Para ir para a torre ou para o poço precisávamos do mesmo ingresso que usamos para entrar no castelo. Em algum momento durante o passeio eu perdi o meu e só me dei conta no final. Fiquei com aquela cara e a Angie foi explicar a situação para um dos seguranças que trabalhavam por lá. Ele sugeriu que ela fosse na bilheteria e explicasse a situação para a moça que nos vendeu o ingresso, caso ela se lembrasse de nós, nos daria um ingresso novo. Sem muita certeza de que isso aconteceria, fomos até a bilheteria, a Angie mal começou a falar, a moça entregou um ingresso para ela. Mas não era só um ingresso… Era o meu ingresso, estava cortado e amassado como eu me lembrava. Alguém viu ele no chão e devolveu ao invés de pegar para si ou jogar fora! Amo a Alemanha.
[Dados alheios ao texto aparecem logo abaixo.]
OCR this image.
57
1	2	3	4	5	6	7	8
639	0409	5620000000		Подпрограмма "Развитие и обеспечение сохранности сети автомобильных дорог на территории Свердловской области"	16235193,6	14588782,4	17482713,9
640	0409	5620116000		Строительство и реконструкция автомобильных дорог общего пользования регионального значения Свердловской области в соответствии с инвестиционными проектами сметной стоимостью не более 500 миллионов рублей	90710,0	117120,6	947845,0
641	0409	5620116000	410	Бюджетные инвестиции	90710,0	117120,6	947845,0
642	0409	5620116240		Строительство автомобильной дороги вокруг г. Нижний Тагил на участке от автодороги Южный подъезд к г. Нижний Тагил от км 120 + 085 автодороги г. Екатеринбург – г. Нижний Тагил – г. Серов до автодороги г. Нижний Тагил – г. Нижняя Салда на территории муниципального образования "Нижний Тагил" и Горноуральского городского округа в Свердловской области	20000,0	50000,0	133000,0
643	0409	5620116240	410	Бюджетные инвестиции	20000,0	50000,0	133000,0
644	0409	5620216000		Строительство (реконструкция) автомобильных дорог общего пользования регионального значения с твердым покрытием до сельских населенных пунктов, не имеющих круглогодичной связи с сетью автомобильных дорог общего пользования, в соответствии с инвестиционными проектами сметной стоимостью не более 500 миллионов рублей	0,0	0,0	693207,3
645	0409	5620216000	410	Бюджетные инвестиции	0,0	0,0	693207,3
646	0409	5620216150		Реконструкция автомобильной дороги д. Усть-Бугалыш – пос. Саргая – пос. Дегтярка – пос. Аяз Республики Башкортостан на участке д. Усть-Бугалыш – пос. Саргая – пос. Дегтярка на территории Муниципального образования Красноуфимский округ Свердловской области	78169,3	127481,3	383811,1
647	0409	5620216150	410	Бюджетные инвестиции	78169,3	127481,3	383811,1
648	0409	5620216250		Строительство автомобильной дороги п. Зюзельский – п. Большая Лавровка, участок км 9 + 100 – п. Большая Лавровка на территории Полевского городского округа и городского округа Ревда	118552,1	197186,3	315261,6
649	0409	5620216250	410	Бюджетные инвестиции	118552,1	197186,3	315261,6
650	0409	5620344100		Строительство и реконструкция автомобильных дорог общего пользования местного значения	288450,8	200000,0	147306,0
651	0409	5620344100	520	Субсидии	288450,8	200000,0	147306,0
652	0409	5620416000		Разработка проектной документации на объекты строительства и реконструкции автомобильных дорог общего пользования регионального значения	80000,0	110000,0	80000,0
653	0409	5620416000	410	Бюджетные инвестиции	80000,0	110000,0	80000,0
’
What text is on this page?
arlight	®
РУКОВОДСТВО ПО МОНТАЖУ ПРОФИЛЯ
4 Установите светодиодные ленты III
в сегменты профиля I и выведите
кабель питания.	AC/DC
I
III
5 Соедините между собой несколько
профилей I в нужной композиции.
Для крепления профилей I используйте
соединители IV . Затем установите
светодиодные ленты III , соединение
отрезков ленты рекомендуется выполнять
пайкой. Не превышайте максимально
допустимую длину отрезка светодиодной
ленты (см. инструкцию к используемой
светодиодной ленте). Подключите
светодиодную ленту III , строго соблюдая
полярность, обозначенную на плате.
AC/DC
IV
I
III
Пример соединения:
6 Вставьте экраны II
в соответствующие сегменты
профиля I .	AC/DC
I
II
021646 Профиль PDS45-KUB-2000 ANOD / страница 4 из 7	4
Saindo do castelo fomos em uma igreja ali perto para uma missa. Eu não costumo ir em missas, na verdade, essa foi a primeira vez. Mas toda páscoa e Natal e Angie gosta de ir. Acompanhei ela, óbvio. Fiquei lá sentadinha por uma hora, sem entender nada e lutando contra um soninho confortável. Eu agradecia à Deus todas as vezes que precisávamos fechar os olhos para orar, porque eu aproveitava e dava uma pescada sem me sentir culpada! Desculpa se alguém se sentiu ofendido com essa minha confissão.
Depois da missa almoçamos em um restaurante próximo dali e a Angie ficou responsável por me explicar/escolher meu prato. Ela me sugeriu linguiças grelhadas típicas da região e um dumpling, que é uma bola (um pouco maior que uma bola de bilhar) feita de uma massa bem parecida com àquela que a mãe dela preparou, mas um pouco mais consistente recheada com pedacinhos de pão. A Angie me disse que aquela não era uma combinação nada comum, mas pediu assim para que eu provasse um dumplig. E eu gostei muito de tudo! De sobremesa pedimos uma strüdel de maçã que acompanhava uma fatia de torta de ricota e sorvete.IMG_2435_2

Ainda era cedo, não tínhamos muita coisa pra fazer então resolvemos andar pela cidade. Fomos para um parque que ficava por ali e passamos um bom tempo conversando sobre todos os assuntos possíveis. Lá pro final da tarde ela me levou até Fürth, a cidade onde ela tinha estudado, só para passarmos o tempo e para que eu pudesse ver outros lugares. A cidade estava bem vazia, afinal era quase feriado. Passamos em frente à escola dela e reparei que vários prédios por ali tinham as fachadas meio pretas, como se tivessem pegado fogo e não tivessem sido repintadas. Ela me disse que era aquilo foi causado pelo mercúrio, porque antigamente naquela região havia uma fábrica de espelhos.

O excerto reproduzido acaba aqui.